Hi folks,

I am trying to solve the complex equation $z^4 + 4 = 0$

I did it by setting $z = a + i b$ and the results came out. 1 + i, 1 - i, -1 + i, -1 - i.

I then tried to do the same thing putting z in polar form and have no such luck.

$(\cos t + i \sin t)^4 + 4 = 0$ gives

$ \cos 4t + 4 + i \sin 4t = 0$ using de Moivre's theorem.

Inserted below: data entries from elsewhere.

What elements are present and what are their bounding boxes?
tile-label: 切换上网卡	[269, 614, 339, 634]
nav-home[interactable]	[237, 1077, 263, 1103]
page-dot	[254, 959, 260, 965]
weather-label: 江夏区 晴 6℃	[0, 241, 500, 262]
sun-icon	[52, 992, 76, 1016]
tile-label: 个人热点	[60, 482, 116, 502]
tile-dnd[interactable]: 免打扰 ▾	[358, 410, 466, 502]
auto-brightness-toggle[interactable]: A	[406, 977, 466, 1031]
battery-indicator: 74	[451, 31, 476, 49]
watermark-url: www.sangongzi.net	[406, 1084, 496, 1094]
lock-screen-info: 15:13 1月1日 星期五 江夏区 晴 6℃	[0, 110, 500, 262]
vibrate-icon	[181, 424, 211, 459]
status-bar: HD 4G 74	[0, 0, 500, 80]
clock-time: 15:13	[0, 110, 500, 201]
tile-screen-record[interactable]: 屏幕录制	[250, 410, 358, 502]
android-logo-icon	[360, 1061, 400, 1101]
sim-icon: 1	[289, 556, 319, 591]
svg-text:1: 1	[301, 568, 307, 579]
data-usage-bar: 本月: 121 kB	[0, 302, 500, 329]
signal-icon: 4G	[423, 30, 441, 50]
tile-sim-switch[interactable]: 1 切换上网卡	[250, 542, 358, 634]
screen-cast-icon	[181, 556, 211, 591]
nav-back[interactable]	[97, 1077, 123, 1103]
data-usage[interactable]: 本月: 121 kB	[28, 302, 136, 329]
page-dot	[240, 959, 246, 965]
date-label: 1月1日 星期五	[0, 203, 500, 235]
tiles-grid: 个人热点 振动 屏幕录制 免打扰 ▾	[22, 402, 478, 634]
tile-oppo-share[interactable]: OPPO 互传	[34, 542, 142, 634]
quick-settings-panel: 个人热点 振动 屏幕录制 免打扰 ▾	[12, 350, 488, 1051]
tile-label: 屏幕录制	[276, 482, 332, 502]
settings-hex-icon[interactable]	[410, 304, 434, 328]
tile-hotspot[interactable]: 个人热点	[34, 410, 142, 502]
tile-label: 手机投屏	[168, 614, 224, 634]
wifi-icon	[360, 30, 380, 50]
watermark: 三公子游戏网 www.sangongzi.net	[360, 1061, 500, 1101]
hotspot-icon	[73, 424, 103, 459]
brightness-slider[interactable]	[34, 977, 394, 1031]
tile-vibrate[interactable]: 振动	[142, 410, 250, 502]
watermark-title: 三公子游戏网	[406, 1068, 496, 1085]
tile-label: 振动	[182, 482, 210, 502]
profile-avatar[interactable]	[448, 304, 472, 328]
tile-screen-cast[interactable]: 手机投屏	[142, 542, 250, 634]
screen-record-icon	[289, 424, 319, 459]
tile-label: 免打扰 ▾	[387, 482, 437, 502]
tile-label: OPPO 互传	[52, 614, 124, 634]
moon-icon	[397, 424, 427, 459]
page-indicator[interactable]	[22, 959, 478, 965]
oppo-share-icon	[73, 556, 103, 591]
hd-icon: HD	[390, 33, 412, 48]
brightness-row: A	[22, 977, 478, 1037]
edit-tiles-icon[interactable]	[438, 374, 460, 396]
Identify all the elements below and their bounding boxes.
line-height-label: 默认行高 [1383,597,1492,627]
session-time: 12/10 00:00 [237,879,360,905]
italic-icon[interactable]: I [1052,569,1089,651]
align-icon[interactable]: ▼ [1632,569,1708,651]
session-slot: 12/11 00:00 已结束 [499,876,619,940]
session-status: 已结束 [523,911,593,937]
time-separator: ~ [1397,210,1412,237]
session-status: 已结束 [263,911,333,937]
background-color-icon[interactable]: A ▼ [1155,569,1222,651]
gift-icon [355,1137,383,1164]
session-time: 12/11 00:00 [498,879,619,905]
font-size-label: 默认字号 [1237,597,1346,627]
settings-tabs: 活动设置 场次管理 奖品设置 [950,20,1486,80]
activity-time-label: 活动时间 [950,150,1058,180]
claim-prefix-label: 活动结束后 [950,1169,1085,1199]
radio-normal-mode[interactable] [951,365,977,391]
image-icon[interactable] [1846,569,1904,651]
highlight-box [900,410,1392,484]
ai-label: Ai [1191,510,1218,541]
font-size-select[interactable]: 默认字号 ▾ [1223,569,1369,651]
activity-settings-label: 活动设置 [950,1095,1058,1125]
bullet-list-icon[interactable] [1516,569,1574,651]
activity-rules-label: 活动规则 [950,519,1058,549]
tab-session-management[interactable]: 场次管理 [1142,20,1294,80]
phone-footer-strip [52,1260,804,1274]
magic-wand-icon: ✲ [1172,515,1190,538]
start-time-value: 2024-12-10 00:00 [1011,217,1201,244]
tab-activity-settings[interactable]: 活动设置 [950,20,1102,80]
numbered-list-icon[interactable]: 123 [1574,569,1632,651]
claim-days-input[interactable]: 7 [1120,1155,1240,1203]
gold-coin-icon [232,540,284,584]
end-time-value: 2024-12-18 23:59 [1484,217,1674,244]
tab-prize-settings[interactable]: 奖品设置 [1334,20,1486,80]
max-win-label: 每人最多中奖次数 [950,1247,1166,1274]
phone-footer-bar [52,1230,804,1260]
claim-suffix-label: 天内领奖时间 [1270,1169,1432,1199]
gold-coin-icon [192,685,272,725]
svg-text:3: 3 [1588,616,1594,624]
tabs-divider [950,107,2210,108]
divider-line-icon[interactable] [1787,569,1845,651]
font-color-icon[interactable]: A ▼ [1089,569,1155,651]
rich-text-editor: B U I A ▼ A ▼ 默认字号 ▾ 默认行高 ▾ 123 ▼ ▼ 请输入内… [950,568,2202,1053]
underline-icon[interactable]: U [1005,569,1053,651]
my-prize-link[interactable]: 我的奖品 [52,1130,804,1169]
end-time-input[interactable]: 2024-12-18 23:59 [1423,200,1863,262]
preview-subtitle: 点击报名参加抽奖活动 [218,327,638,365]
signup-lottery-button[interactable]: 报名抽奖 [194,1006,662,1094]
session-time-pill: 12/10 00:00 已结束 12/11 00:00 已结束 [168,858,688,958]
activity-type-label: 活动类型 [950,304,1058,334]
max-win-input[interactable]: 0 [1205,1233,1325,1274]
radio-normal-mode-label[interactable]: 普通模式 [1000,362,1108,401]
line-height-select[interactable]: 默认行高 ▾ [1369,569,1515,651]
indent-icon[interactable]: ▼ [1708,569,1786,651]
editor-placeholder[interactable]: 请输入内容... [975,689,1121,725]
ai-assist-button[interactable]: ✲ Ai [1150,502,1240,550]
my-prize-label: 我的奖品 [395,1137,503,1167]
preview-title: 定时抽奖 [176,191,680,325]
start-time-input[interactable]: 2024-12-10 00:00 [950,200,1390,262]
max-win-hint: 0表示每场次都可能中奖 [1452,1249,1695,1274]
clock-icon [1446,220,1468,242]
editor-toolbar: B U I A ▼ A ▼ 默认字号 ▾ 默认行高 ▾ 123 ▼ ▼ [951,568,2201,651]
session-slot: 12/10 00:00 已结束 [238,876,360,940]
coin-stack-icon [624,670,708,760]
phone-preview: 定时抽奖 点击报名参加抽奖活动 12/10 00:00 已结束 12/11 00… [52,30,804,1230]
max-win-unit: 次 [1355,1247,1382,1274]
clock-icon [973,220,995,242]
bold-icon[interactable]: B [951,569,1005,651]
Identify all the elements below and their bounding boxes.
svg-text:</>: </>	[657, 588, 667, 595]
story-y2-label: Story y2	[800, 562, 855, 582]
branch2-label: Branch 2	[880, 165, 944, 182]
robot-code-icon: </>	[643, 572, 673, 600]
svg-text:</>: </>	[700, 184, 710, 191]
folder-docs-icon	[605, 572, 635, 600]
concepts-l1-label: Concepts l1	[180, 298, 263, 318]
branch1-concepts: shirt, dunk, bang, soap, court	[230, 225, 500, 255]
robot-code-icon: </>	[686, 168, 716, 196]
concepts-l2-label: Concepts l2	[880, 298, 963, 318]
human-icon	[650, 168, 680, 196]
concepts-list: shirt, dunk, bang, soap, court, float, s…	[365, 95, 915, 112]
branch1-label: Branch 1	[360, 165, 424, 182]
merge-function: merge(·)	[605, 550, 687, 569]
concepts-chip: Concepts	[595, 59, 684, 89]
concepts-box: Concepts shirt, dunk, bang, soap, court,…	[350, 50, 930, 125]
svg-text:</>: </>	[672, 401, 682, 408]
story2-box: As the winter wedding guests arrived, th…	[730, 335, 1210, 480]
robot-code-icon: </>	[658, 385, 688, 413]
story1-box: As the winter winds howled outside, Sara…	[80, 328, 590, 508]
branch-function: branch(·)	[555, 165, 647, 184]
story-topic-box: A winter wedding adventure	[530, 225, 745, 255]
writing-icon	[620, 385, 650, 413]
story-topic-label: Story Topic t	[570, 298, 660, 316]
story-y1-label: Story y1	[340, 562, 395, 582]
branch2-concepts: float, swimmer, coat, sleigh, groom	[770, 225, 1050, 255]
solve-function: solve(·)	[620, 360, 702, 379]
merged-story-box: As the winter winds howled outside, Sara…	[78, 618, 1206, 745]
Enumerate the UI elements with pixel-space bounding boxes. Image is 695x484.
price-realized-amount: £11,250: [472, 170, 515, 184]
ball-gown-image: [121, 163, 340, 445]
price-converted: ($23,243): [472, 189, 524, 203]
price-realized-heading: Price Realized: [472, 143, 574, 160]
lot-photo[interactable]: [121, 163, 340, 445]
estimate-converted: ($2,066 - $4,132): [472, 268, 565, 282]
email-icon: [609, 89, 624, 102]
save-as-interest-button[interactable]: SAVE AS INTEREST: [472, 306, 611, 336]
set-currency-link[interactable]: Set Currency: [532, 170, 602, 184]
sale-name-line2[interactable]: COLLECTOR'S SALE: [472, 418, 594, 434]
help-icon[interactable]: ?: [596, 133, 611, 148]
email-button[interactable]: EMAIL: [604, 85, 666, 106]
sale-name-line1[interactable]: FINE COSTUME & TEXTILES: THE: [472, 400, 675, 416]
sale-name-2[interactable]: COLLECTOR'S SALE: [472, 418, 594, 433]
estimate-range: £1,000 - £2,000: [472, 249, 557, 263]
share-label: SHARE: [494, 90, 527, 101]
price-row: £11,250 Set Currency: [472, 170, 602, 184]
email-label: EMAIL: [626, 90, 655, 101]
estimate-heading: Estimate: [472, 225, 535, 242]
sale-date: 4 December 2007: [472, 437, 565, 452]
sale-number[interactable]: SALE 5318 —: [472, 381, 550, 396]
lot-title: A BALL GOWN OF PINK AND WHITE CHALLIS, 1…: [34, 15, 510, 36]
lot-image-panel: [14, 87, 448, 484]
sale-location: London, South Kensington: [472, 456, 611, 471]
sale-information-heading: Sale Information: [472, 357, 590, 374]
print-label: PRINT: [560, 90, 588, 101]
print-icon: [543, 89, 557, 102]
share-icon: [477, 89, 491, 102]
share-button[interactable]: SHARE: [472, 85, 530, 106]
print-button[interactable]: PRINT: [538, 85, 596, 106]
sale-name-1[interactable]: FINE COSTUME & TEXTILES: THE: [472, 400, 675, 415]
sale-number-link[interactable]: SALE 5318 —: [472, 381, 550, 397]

so $ \cos 4t + 4 = 0 $ ........ real

and $ \sin 4t = 0 $ ........ imaginary

the imaginary part gives $4t = n \pi$ i.e. $t = \dfrac{n\pi}{4} $

when $n = 0$, $z = 1$

when $n = 1$, $z = \dfrac{1}{\sqrt{2}} + i\dfrac{1}{\sqrt{2}}$

when $n = 2$, $z = i$

the real part gives

$\cos 4t + 4 = 0$

it can be shown that $\cos 4t = 8\cos^4 t- 8\cos^2 t + 1$

$8\cos ^4 t - 8 \cos^2 t + 5 = 0$ let $x = \cos^2 t$

$8x^2 - 8x + 5 = 0$

$x = \dfrac{4 \pm i \sqrt{14}}{8} $ and this looks nothing like the correct answer.

I can't see any mistakes in my work, but there is no way this is getting to the right answer.

Can anyone see what I am doing wrong?